Two weeks after the European Commission presented its blueprint for sustainable food and farming, a new study shows that consumers are willing to switch to more sustainable diets but, in order to do so, they need sustainable food choices to become easier.
The European study of 11,000 consumers coordinated by BEUC, the EU Consumer Organization, found that two-thirds of people are willing to change their diets for environmental reasons. Many are willing to waste less food at home, buy more seasonal fruit and vegetables and eat more plant-based and traditional vegetarian foods such as pulses. However, consumers say that decreasing their dairy consumption, eating less red meat and spending more money on sustainably produced food is more of a challenge.
Over one-third of consumers (38.9%) would support regulations requiring farmers and food producers to meet more stringent sustainability standards. Even more (53%) agree that farmers should be given incentives (such as through subsidies) to produce food more sustainably.
However, the study found that significant barriers stand in the way of consumers acting on their sustainable intentions. Price, lack of knowledge, unclear information and limited choice are what most consumers say prevent them from eating more sustainably. More than half (57%) want sustainability information to be compulsory on food labels (the Commission is proposing mandatory front-of-pack nutrition labelling as part of Farm to Fork) while the majority think their government needs to do more to promote sustainable food production and consumption.

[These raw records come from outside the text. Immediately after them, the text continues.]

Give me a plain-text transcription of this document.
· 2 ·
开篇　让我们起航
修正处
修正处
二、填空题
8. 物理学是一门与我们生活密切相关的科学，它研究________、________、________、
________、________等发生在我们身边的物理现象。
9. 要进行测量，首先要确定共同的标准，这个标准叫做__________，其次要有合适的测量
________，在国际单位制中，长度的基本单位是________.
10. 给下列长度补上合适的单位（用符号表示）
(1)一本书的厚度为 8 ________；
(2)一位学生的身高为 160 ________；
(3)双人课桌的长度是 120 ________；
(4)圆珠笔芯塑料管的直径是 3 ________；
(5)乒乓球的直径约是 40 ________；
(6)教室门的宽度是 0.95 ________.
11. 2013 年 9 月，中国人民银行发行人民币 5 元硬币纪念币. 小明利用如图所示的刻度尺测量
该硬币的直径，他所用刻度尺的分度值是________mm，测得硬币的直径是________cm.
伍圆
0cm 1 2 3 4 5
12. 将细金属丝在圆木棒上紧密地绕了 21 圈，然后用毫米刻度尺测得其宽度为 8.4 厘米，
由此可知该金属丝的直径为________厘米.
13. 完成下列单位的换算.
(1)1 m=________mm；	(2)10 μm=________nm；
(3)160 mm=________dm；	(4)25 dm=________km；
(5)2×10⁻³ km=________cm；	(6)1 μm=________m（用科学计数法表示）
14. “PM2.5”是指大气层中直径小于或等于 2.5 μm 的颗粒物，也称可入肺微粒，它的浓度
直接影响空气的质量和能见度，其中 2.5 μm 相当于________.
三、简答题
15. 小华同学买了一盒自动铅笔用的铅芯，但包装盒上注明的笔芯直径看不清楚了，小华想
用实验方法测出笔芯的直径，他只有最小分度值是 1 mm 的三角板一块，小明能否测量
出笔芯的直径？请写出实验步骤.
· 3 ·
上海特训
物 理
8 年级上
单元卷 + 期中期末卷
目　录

Commenting on the research findings, Monique Goyens, Director General of BEUC, said, “Change must be rolled out at several levels to make the sustainable choice the obvious choice.
“Consumers are hungry for improved information on food labels and a wider range of sustainable options. But our individual choices as consumers can only do so much to transform food habits in the way experts urge us to. Regulators, food producers, and retailers have a crucial role to play to adjust pricing, marketing, and every other factor that push us to buy one food product over another.”
Survey methodology
The survey was conducted online across 11 EU countries in October and November 2019. Questions were administered to panels of slightly over 1,000 respondents per country who were representative of the national population. The data was analyzed by Belgian consumer organization Test Achats/Test Aankoop.